Organizations like InterVarsity are not infrequently torn between older, conservative donors and powerbrokers, and the younger donors and activists who hold the key to their future.
If public-opinion polls are any indication, a polarizing position like this may sharply limit the field of future supporters. In fact, it may even repel some longtime donors in the process. When I posted news of InterVarsity’s move on my Facebook page, one Boomer asked whether he could keep donating to even though he supports gay marriage. While he concluded, “it would be wrong for me to stop giving,” he also lamented, “the world we have made for pastors and Christian ministers is all too often one where they can't speak their minds for fear of losing their livelihood.”
In addition to donors, the organization now faces the thousands of young people who are members of InterVarsity chapters across America. Convincing a college student to attend a ministry gathering is difficult enough already. Will the move create another hurdle to reaching the many de-churched and un-churched students who might want a moral voice and positive religious role models during their formative college years?
Of course, all of these concerns—lack of connection to InterVarsity’s mission and values, the impossibility of consistent application, and the creation of new challenges to membership and donor development—are really secondary to the damage the policy may do to the lives of employees and students.
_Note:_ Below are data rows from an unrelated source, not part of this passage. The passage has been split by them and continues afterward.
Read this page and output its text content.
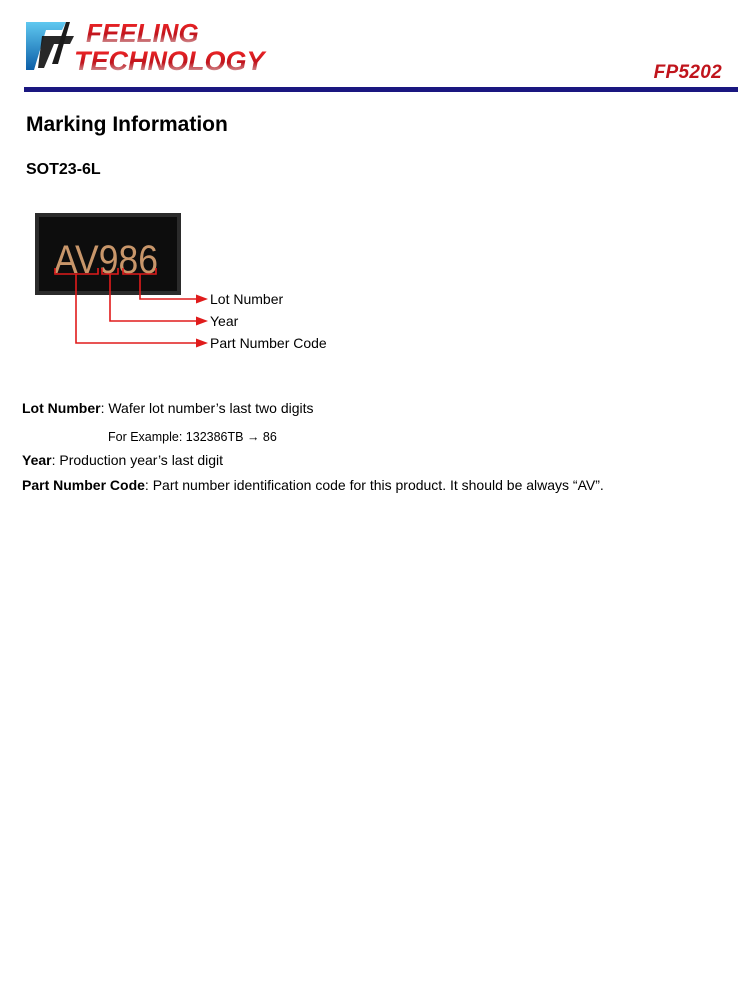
FEELING
TECHNOLOGY	FP5202
Marking Information
SOT23-6L
AV986
Lot Number
Year
Part Number Code
Lot Number: Wafer lot number’s last two digits
For Example: 132386TB → 86
Year: Production year’s last digit
Part Number Code: Part number identification code for this product. It should be always “AV”.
The policy imposes a doctrinal standard to which employees never consented. The decision to work for a non-profit ministry often means forfeiting a cushy job in the business world and accepting a lower level of pay in order to serve others. Untold numbers of InterVarsity’s 1,300 staff members have made sacrifices to donate their best years to this ministry. Now the organization they love is moving the theological goalposts. While InterVarsity is offering one month of outplacement service costs to terminated employees, this will provide little comfort to the people who have given many more months of their lives to the organization only to be dismissed for their beliefs.
Ginny Prince, a 32-year-old mother with a transgender child, worked for InterVarsity for seven years when she learned of the policy. She promptly emailed her supervisor saying she could not affirm the policy and felt it was discriminatory. Her last day was filled with tears. “I thought that they would be more able to contain difference in this area as well, difference of opinion,” she told TIME. “I think what they do is very important, and I am very sad to go.”
Young LGBT Christians are similarly vulnerable. Once again, a leading Christian organization has sent a clarion message to sexual minorities who number among the faithful. Rather than opening their arms to young people, InterVarsity is choosing to to push them away.
If admitting to InterVarsity that you have no theological objection to gay marriage will get you fired, it’s difficult to imagine that LGBT youth will feel safe admitting that they are gay or lesbian. And this makes its decision strange indeed. Conservative Christians hope to influence the conversation about sexuality and gender that they are quickly losing. But you cannot engage a conversation when you’re frightening or even firing your partners in that conversation.
It is not extreme to hold the conservative Christian position on marriage and sexuality. But it is extreme to think that those who don’t, but are otherwise committed to your mission, should be fired. And while opposing LGBT marriage is not necessarily hateful, punishing those who support it can hardly be called loving.
InterVarsity is a historic campus ministry that has accomplished an incalculable amount of good in its many years of operation. But this unnecessary position transforms them it into a culture war outpost that, on balance, harms the organization as much as those it serves.